# Dog attack!!!



## backyardFarming (Jun 25, 2013)

I free range my chickens.. and we live in the country. We have never had a problem with dogs bothering our chickens... Except for today!! I caught THE dog in action. She killed 3 of my birds; a Polish hen, an Easter Egger, and my favorite.. the Blue Cochin, which was my rooster. All my chickens have become our pets. They all are docile, gentle, and sweet! I chased the dog off our property and gathered the rest of the chickens and locked them up in the coop. I talked to all the neighbors and this dog belongs to no one.. Hmm? I called the local dog warden and all he suggests I do is to call him again if I see THE dog again. It has been pretty upsetting.. especially to see feathers all over our yard. The dog did not even bother to eat them.. she killed them for the fun of it! I am so dissapointed and sad about this!


----------



## Jim (Sep 26, 2012)

So sorry to hear that. Hopefully they will catch the dog.


----------



## kaufranc (Oct 3, 2012)

That's awful! So for your loss. To people that are not chicken lovers, they do not understand the bond these feathered friends can have with us.


----------



## Bee (Jun 20, 2013)

This can be a learning experience about effective free ranging and can serve to let you see where changes can be made to insure your flock is better protected on range in the future. It's a wake up call...please don't waste it. Losing birds to something like that is tough, heart rending even, but it can make your flock management efforts stronger if you make some changes.


----------



## Keith (Jun 19, 2012)

Our dog killed several when we first got them. Not fun. Hope you are able to catch the dog, would not be a fan of stray dogs killing animals esp. if there are small kids around.


----------



## backyardFarming (Jun 25, 2013)

I went looking around the neighborhood again today.. no luck finding the dog:-(
My husband made a nice chicken tractor a few months ago and we decided to start using it again. He just has to add wheels to it for me to move around because it's too heavy. It's unfortunate because they love walking free range in the yard... and they are beautiful to watch in the yard. they always come running to me when I call. I plan to buy chicks in the spring to make up for what was lost and to help even out our egg production for the following year.


----------



## Jim (Sep 26, 2012)

backyardFarming said:


> I went looking around the neighborhood again today.. no luck finding the dog:-( My husband made a nice chicken tractor a few months ago and we decided to start using it again. He just has to add wheels to it for me to move around because it's too heavy. It's unfortunate because they love walking free range in the yard... and they are beautiful to watch in the yard. they always come running to me when I call. I plan to buy chicks in the spring to make up for what was lost and to help even out our egg production for the following year.
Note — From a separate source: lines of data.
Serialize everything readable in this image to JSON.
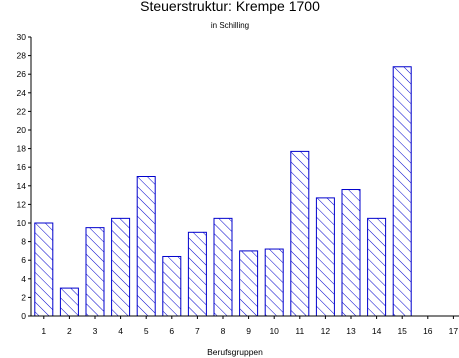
{
  "chart_data": {
    "type": "bar",
    "title": "Steuerstruktur: Krempe 1700",
    "subtitle": "in Schilling",
    "xlabel": "Berufsgruppen",
    "ylabel": "",
    "categories": [
      "1",
      "2",
      "3",
      "4",
      "5",
      "6",
      "7",
      "8",
      "9",
      "10",
      "11",
      "12",
      "13",
      "14",
      "15",
      "16",
      "17"
    ],
    "values": [
      10,
      3,
      9.5,
      10.5,
      15,
      6.4,
      9,
      10.5,
      7,
      7.2,
      17.7,
      12.7,
      13.6,
      10.5,
      26.8,
      null,
      null
    ],
    "yticks": [
      "0",
      "2",
      "4",
      "6",
      "8",
      "10",
      "12",
      "14",
      "16",
      "18",
      "20",
      "22",
      "24",
      "26",
      "28",
      "30"
    ],
    "ylim": [
      0,
      30
    ],
    "grid": false,
    "colors": {
      "bar_stroke": "#0000cc",
      "hatch": "#0000cc",
      "axis": "#000000"
    }
  }
}
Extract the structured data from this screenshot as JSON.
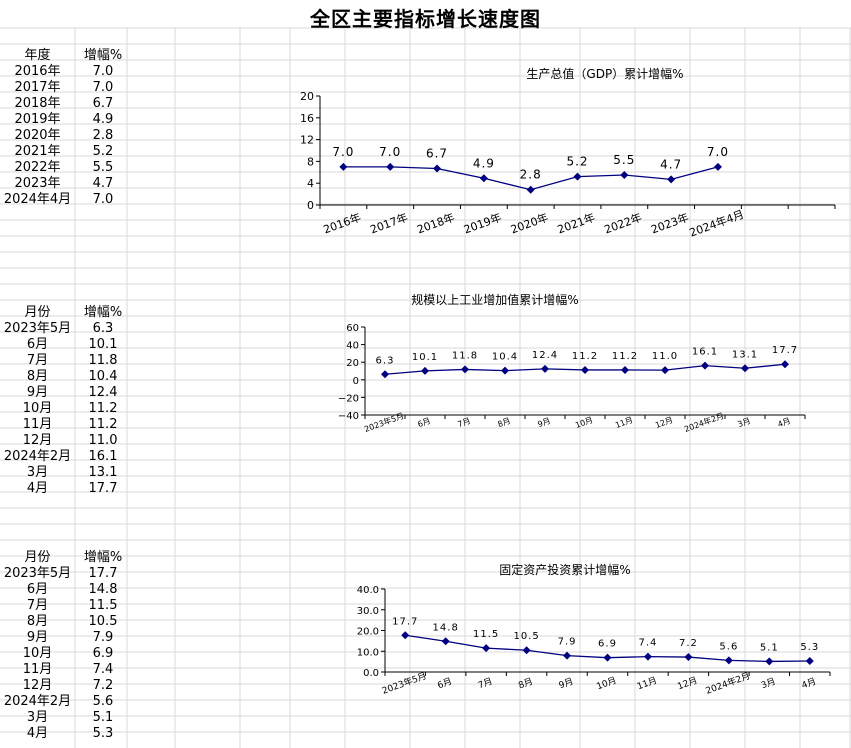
{
  "page_title": "全区主要指标增长速度图",
  "tables": [
    {
      "headers": [
        "年度",
        "增幅%"
      ],
      "rows": [
        [
          "2016年",
          "7.0"
        ],
        [
          "2017年",
          "7.0"
        ],
        [
          "2018年",
          "6.7"
        ],
        [
          "2019年",
          "4.9"
        ],
        [
          "2020年",
          "2.8"
        ],
        [
          "2021年",
          "5.2"
        ],
        [
          "2022年",
          "5.5"
        ],
        [
          "2023年",
          "4.7"
        ],
        [
          "2024年4月",
          "7.0"
        ]
      ]
    },
    {
      "headers": [
        "月份",
        "增幅%"
      ],
      "rows": [
        [
          "2023年5月",
          "6.3"
        ],
        [
          "6月",
          "10.1"
        ],
        [
          "7月",
          "11.8"
        ],
        [
          "8月",
          "10.4"
        ],
        [
          "9月",
          "12.4"
        ],
        [
          "10月",
          "11.2"
        ],
        [
          "11月",
          "11.2"
        ],
        [
          "12月",
          "11.0"
        ],
        [
          "2024年2月",
          "16.1"
        ],
        [
          "3月",
          "13.1"
        ],
        [
          "4月",
          "17.7"
        ]
      ]
    },
    {
      "headers": [
        "月份",
        "增幅%"
      ],
      "rows": [
        [
          "2023年5月",
          "17.7"
        ],
        [
          "6月",
          "14.8"
        ],
        [
          "7月",
          "11.5"
        ],
        [
          "8月",
          "10.5"
        ],
        [
          "9月",
          "7.9"
        ],
        [
          "10月",
          "6.9"
        ],
        [
          "11月",
          "7.4"
        ],
        [
          "12月",
          "7.2"
        ],
        [
          "2024年2月",
          "5.6"
        ],
        [
          "3月",
          "5.1"
        ],
        [
          "4月",
          "5.3"
        ]
      ]
    }
  ],
  "line_color": "#000080",
  "chart_data": [
    {
      "type": "line",
      "title": "生产总值（GDP）累计增幅%",
      "categories": [
        "2016年",
        "2017年",
        "2018年",
        "2019年",
        "2020年",
        "2021年",
        "2022年",
        "2023年",
        "2024年4月"
      ],
      "values": [
        7.0,
        7.0,
        6.7,
        4.9,
        2.8,
        5.2,
        5.5,
        4.7,
        7.0
      ],
      "ylim": [
        0,
        20
      ],
      "yticks": [
        "0",
        "4",
        "8",
        "12",
        "16",
        "20"
      ],
      "data_labels": [
        "7.0",
        "7.0",
        "6.7",
        "4.9",
        "2.8",
        "5.2",
        "5.5",
        "4.7",
        "7.0"
      ],
      "grid": false,
      "legend": "none"
    },
    {
      "type": "line",
      "title": "规模以上工业增加值累计增幅%",
      "categories": [
        "2023年5月",
        "6月",
        "7月",
        "8月",
        "9月",
        "10月",
        "11月",
        "12月",
        "2024年2月",
        "3月",
        "4月"
      ],
      "values": [
        6.3,
        10.1,
        11.8,
        10.4,
        12.4,
        11.2,
        11.2,
        11.0,
        16.1,
        13.1,
        17.7
      ],
      "ylim": [
        -40,
        60
      ],
      "yticks": [
        "−40",
        "−20",
        "0",
        "20",
        "40",
        "60"
      ],
      "data_labels": [
        "6.3",
        "10.1",
        "11.8",
        "10.4",
        "12.4",
        "11.2",
        "11.2",
        "11.0",
        "16.1",
        "13.1",
        "17.7"
      ],
      "grid": false,
      "legend": "none"
    },
    {
      "type": "line",
      "title": "固定资产投资累计增幅%",
      "categories": [
        "2023年5月",
        "6月",
        "7月",
        "8月",
        "9月",
        "10月",
        "11月",
        "12月",
        "2024年2月",
        "3月",
        "4月"
      ],
      "values": [
        17.7,
        14.8,
        11.5,
        10.5,
        7.9,
        6.9,
        7.4,
        7.2,
        5.6,
        5.1,
        5.3
      ],
      "ylim": [
        0,
        40
      ],
      "yticks": [
        "0.0",
        "10.0",
        "20.0",
        "30.0",
        "40.0"
      ],
      "data_labels": [
        "17.7",
        "14.8",
        "11.5",
        "10.5",
        "7.9",
        "6.9",
        "7.4",
        "7.2",
        "5.6",
        "5.1",
        "5.3"
      ],
      "grid": false,
      "legend": "none"
    }
  ]
}
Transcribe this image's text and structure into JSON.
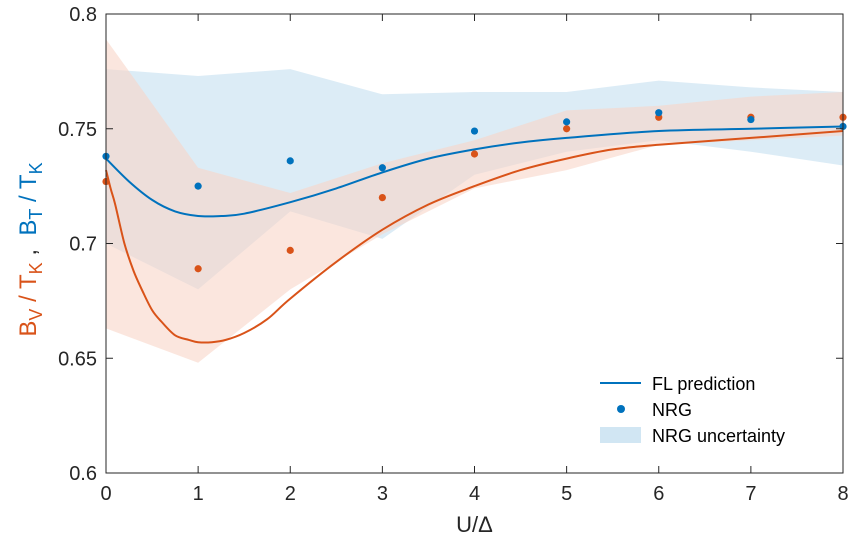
{
  "chart_data": {
    "type": "line",
    "xlabel": "U/Δ",
    "ylabel_parts": [
      {
        "text": "B",
        "color_key": "orange"
      },
      {
        "text": "V",
        "sub": true,
        "color_key": "orange"
      },
      {
        "text": " / T",
        "color_key": "orange"
      },
      {
        "text": "K",
        "sub": true,
        "color_key": "orange"
      },
      {
        "text": " ,  ",
        "color_key": "black"
      },
      {
        "text": "B",
        "color_key": "blue"
      },
      {
        "text": "T",
        "sub": true,
        "color_key": "blue"
      },
      {
        "text": " / T",
        "color_key": "blue"
      },
      {
        "text": "K",
        "sub": true,
        "color_key": "blue"
      }
    ],
    "xlim": [
      0,
      8
    ],
    "ylim": [
      0.6,
      0.8
    ],
    "xticks": [
      0,
      1,
      2,
      3,
      4,
      5,
      6,
      7,
      8
    ],
    "xtick_labels": [
      "0",
      "1",
      "2",
      "3",
      "4",
      "5",
      "6",
      "7",
      "8"
    ],
    "yticks": [
      0.6,
      0.65,
      0.7,
      0.75,
      0.8
    ],
    "ytick_labels": [
      "0.6",
      "0.65",
      "0.7",
      "0.75",
      "0.8"
    ],
    "colors": {
      "blue": "#0072BD",
      "orange": "#D95319",
      "blue_band": "#C5E0F0",
      "orange_band": "#F8D5C8",
      "black": "#262626"
    },
    "series": [
      {
        "name": "B_T/T_K",
        "color_key": "blue",
        "band_color_key": "blue_band",
        "fl_curve": {
          "x": [
            0,
            0.25,
            0.5,
            0.75,
            1.0,
            1.25,
            1.5,
            2.0,
            2.5,
            3.0,
            3.5,
            4.0,
            4.5,
            5.0,
            6.0,
            7.0,
            8.0
          ],
          "y": [
            0.737,
            0.727,
            0.719,
            0.714,
            0.712,
            0.712,
            0.713,
            0.718,
            0.724,
            0.731,
            0.737,
            0.741,
            0.744,
            0.746,
            0.749,
            0.75,
            0.751
          ]
        },
        "nrg_points": {
          "x": [
            0,
            1,
            2,
            3,
            4,
            5,
            6,
            7,
            8
          ],
          "y": [
            0.738,
            0.725,
            0.736,
            0.733,
            0.749,
            0.753,
            0.757,
            0.754,
            0.751
          ]
        },
        "uncertainty_band": {
          "x": [
            0,
            1,
            2,
            3,
            4,
            5,
            6,
            7,
            8
          ],
          "upper": [
            0.776,
            0.773,
            0.776,
            0.765,
            0.766,
            0.766,
            0.771,
            0.768,
            0.766
          ],
          "lower": [
            0.7,
            0.68,
            0.714,
            0.702,
            0.73,
            0.74,
            0.745,
            0.74,
            0.734
          ]
        }
      },
      {
        "name": "B_V/T_K",
        "color_key": "orange",
        "band_color_key": "orange_band",
        "fl_curve": {
          "x": [
            0,
            0.05,
            0.1,
            0.2,
            0.3,
            0.4,
            0.5,
            0.6,
            0.75,
            0.9,
            1.0,
            1.15,
            1.3,
            1.5,
            1.75,
            2.0,
            2.5,
            3.0,
            3.5,
            4.0,
            4.5,
            5.0,
            5.5,
            6.0,
            7.0,
            8.0
          ],
          "y": [
            0.732,
            0.724,
            0.717,
            0.7,
            0.688,
            0.679,
            0.671,
            0.666,
            0.66,
            0.658,
            0.657,
            0.657,
            0.658,
            0.661,
            0.667,
            0.676,
            0.692,
            0.706,
            0.717,
            0.725,
            0.732,
            0.737,
            0.741,
            0.743,
            0.746,
            0.749
          ]
        },
        "nrg_points": {
          "x": [
            0,
            1,
            2,
            3,
            4,
            5,
            6,
            7,
            8
          ],
          "y": [
            0.727,
            0.689,
            0.697,
            0.72,
            0.739,
            0.75,
            0.755,
            0.755,
            0.755
          ]
        },
        "uncertainty_band": {
          "x": [
            0,
            1,
            2,
            3,
            4,
            5,
            6,
            7,
            8
          ],
          "upper": [
            0.789,
            0.733,
            0.722,
            0.735,
            0.745,
            0.758,
            0.76,
            0.764,
            0.766
          ],
          "lower": [
            0.663,
            0.648,
            0.68,
            0.704,
            0.724,
            0.732,
            0.743,
            0.745,
            0.747
          ]
        }
      }
    ],
    "legend": {
      "position": "bottom-right",
      "entries": [
        {
          "label": "FL prediction",
          "kind": "line"
        },
        {
          "label": "NRG",
          "kind": "marker"
        },
        {
          "label": "NRG uncertainty",
          "kind": "patch"
        }
      ]
    }
  }
}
Why wait till spring? Unless you are way up north. If you start now, you will have laying by summer.


----------



## hildar (Oct 3, 2013)

The dog could be miles away by now. Lets hope it is and doesn't find it's way back. I am veryu sorry for your loss though.


----------



## backyardFarming (Jun 25, 2013)

Yes, I do live up north.. too cold to get chicks now. And thank you all for your condolences!
The Dog Warden seems to think that the dog will return since it had a good taste enough to remember on on how to return back for another attack. Question is when-but we will never know:-( But chickens should be safe now after being cooped up everyday in the chicken tractor then safely led back to the barn into the coop for the evening.. which is the plan.


----------



## Bee (Jun 20, 2013)

If you have about $200 to invest in a great predator deterrent and still have your chickens out on fresh soil and ranging, you can invest in electric poultry netting and a simple fence charger.

For that amount of money you can have a HUGE paddock in which to free range your chickens....164 ft of fencing with built in push in stakes at a $1 a ft. and a $30 electric fence charger will get you set up. Easily moveable to fresh graze, will shock the pee and all out of a dog, bear, ****, cat, etc.


----------